Hypotension: intravenous solutions and vasopressors should be administered. Intravenous glucagon may be useful.

Atrioventricular block (2nd or 3rd degree) Patients should be monitored carefully and treated with isoprenaline infusion or temporary pacemaker.

Acute aggravation of heart failure: administration of diuretics, inotropic agents, vasodilators by I.V.

Bronchospasm: administration of a bronchodilator treatment, such as isoprenaline, sympathomimetic beta-2 drugs and / or aminophylline.

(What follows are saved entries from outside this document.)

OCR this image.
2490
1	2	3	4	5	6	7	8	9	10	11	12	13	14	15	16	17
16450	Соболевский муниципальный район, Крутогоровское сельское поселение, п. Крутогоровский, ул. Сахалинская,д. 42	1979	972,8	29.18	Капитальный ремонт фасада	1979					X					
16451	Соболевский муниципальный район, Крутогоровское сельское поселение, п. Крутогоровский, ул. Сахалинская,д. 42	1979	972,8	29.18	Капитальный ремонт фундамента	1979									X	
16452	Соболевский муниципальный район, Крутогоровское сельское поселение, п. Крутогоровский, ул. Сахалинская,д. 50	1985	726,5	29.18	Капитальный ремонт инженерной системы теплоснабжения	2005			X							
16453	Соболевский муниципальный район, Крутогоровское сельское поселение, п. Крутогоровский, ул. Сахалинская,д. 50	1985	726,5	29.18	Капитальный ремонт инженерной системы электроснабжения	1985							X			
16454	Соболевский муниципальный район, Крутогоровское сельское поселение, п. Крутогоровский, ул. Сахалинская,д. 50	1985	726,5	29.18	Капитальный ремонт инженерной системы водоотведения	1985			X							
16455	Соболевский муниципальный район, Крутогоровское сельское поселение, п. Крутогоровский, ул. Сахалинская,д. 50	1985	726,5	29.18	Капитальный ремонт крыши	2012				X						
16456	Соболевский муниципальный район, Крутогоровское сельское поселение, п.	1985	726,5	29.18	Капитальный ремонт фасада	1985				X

Hypoglycemia, glucose I.V. administration

Limited data suggest that bisoprolol is difficult to dialyze


Bisoprolol has pharmacological properties which may cause adverse effects on pregnancy and / or the fetus / newborn. In general, beta-blockers decrease placental perfusion, this effect has been associated with delayed growth, death, intrauterine, abortion or early labor. Adverse effects (eg, hypoglycaemia, bradycardia) may occur in the fetus, and the newborn. If beta-blocker therapy is required, a beta-selective beta-blocker should be preferred.
Bisoprolol should not be used during pregnancy unless needed. If treatment with bisoprolol is necessary, it is recommended to monitor uteroplacental blood flow and fetal growth. In case of harmful effects on pregnancy or the fetus, alternative treatment is recommended. The newborn should be closely monitored. Symptoms of hypoglycemia and bradycardia usually occur during the first 3 days of life.

There are no data on the excretion of bisoprolol in milk or on the safety of bisoprolol in neonates. Therefore, breast-feeding is not recommended during treatment with bisoprolol.